Commission expenses constitute a major share of insurance brokers' total expenses. According to IRDAI's latest annual report, life insurers paid out commissions of Rs 60,800 crore during 2024-25, an 18% year-on-year increase, while total premium grew by under 7% over the same period. The non-life insurance industry paid Rs 47,266 crore in commission in 2024-25, and IRDAI pulled up 23 insurers for exceeding expense limits. These figures highlight the significant financial impact of commissions on the insurance sector and the need for regulatory oversight.
The consultation paper comes amid reports that IRDAI will release an insurance distribution reform paper aimed at capping commissions payable to agents and intermediaries. Under the IRDAI Expenses of Management Regulations 2023, insurers can incur expenses in the range of 30-35% of gross written premium. However, this cap continued to permit relatively high commission payouts. A case in point is insurance distribution company Turtlemint, which earned Rs 369.7 crore from "marketing fees" in FY23, accounting for 88% of its total revenue. When IRDAI revised commission regulations in FY23, its total revenue fell to Rs 78.6 crore in FY24.
PB Fintech Group CEO Yashish Dahiya recently told The Economic Times that if IRDAI introduces commission caps, it would pose an existential threat to insurance distributors and disrupt the company's business. This underscores the sensitivity of the industry to regulatory changes. Other key proposals under the exposure draft include a shift from recurring renewals to a perpetual registration framework for insurance brokers, reducing compliance burden by eliminating certain certification requirements, and enhancing accountability by tagging each policy to the individual responsible for the sale.

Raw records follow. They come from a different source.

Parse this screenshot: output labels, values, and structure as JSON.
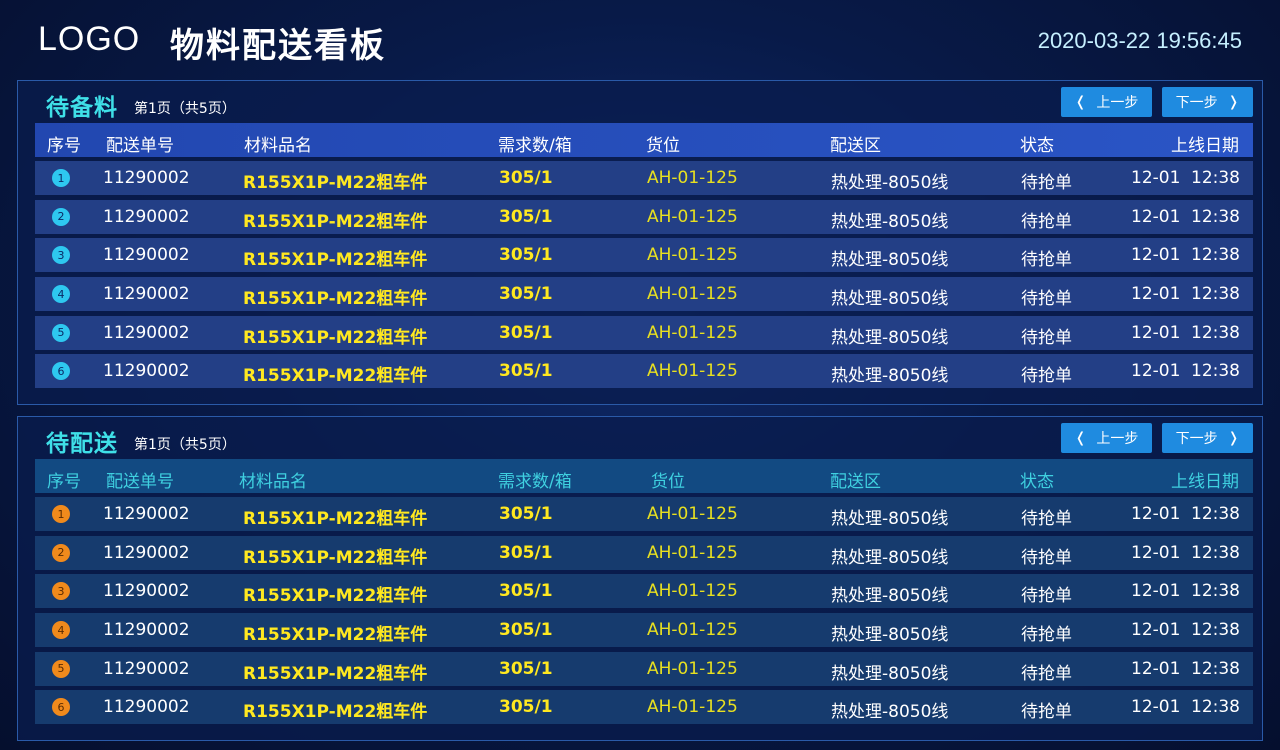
{
  "header": {
    "logo": "LOGO",
    "title": "物料配送看板",
    "datetime": "2020-03-22 19:56:45"
  },
  "columns": [
    "序号",
    "配送单号",
    "材料品名",
    "需求数/箱",
    "货位",
    "配送区",
    "状态",
    "上线日期"
  ],
  "buttons": {
    "prev": "上一步",
    "next": "下一步"
  },
  "panel_a": {
    "title": "待备料",
    "page_info": "第1页（共5页）",
    "rows": [
      {
        "idx": "1",
        "order": "11290002",
        "material": "R155X1P-M22粗车件",
        "qty": "305/1",
        "location": "AH-01-125",
        "zone": "热处理-8050线",
        "status": "待抢单",
        "date": "12-01",
        "time": "12:38"
      },
      {
        "idx": "2",
        "order": "11290002",
        "material": "R155X1P-M22粗车件",
        "qty": "305/1",
        "location": "AH-01-125",
        "zone": "热处理-8050线",
        "status": "待抢单",
        "date": "12-01",
        "time": "12:38"
      },
      {
        "idx": "3",
        "order": "11290002",
        "material": "R155X1P-M22粗车件",
        "qty": "305/1",
        "location": "AH-01-125",
        "zone": "热处理-8050线",
        "status": "待抢单",
        "date": "12-01",
        "time": "12:38"
      },
      {
        "idx": "4",
        "order": "11290002",
        "material": "R155X1P-M22粗车件",
        "qty": "305/1",
        "location": "AH-01-125",
        "zone": "热处理-8050线",
        "status": "待抢单",
        "date": "12-01",
        "time": "12:38"
      },
      {
        "idx": "5",
        "order": "11290002",
        "material": "R155X1P-M22粗车件",
        "qty": "305/1",
        "location": "AH-01-125",
        "zone": "热处理-8050线",
        "status": "待抢单",
        "date": "12-01",
        "time": "12:38"
      },
      {
        "idx": "6",
        "order": "11290002",
        "material": "R155X1P-M22粗车件",
        "qty": "305/1",
        "location": "AH-01-125",
        "zone": "热处理-8050线",
        "status": "待抢单",
        "date": "12-01",
        "time": "12:38"
      }
    ]
  },
  "panel_b": {
    "title": "待配送",
    "page_info": "第1页（共5页）",
    "rows": [
      {
        "idx": "1",
        "order": "11290002",
        "material": "R155X1P-M22粗车件",
        "qty": "305/1",
        "location": "AH-01-125",
        "zone": "热处理-8050线",
        "status": "待抢单",
        "date": "12-01",
        "time": "12:38"
      },
      {
        "idx": "2",
        "order": "11290002",
        "material": "R155X1P-M22粗车件",
        "qty": "305/1",
        "location": "AH-01-125",
        "zone": "热处理-8050线",
        "status": "待抢单",
        "date": "12-01",
        "time": "12:38"
      },
      {
        "idx": "3",
        "order": "11290002",
        "material": "R155X1P-M22粗车件",
        "qty": "305/1",
        "location": "AH-01-125",
        "zone": "热处理-8050线",
        "status": "待抢单",
        "date": "12-01",
        "time": "12:38"
      },
      {
        "idx": "4",
        "order": "11290002",
        "material": "R155X1P-M22粗车件",
        "qty": "305/1",
        "location": "AH-01-125",
        "zone": "热处理-8050线",
        "status": "待抢单",
        "date": "12-01",
        "time": "12:38"
      },
      {
        "idx": "5",
        "order": "11290002",
        "material": "R155X1P-M22粗车件",
        "qty": "305/1",
        "location": "AH-01-125",
        "zone": "热处理-8050线",
        "status": "待抢单",
        "date": "12-01",
        "time": "12:38"
      },
      {
        "idx": "6",
        "order": "11290002",
        "material": "R155X1P-M22粗车件",
        "qty": "305/1",
        "location": "AH-01-125",
        "zone": "热处理-8050线",
        "status": "待抢单",
        "date": "12-01",
        "time": "12:38"
      }
    ]
  },
  "colors": {
    "accent_cyan": "#3fe0e8",
    "button_blue": "#1f8be0",
    "value_yellow": "#ffe820",
    "badge_cyan": "#2ec8f0",
    "badge_orange": "#f08a1c"
  },
  "icons": {
    "prev": "chevron-left-icon",
    "next": "chevron-right-icon"
  }
}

Additionally, the amendments mandate the use of the words "Insurance" or "Assurance" in company names and require insurance distributors to collect Aadhaar/PAN and personal details of salespersons for consumer protection. IRDAI may impose conditions, restrictions, or limits on the business of insurance intermediaries to safeguard policyholders' interests and ensure orderly growth. These proposals aim to create a more transparent and accountable insurance distribution ecosystem in India.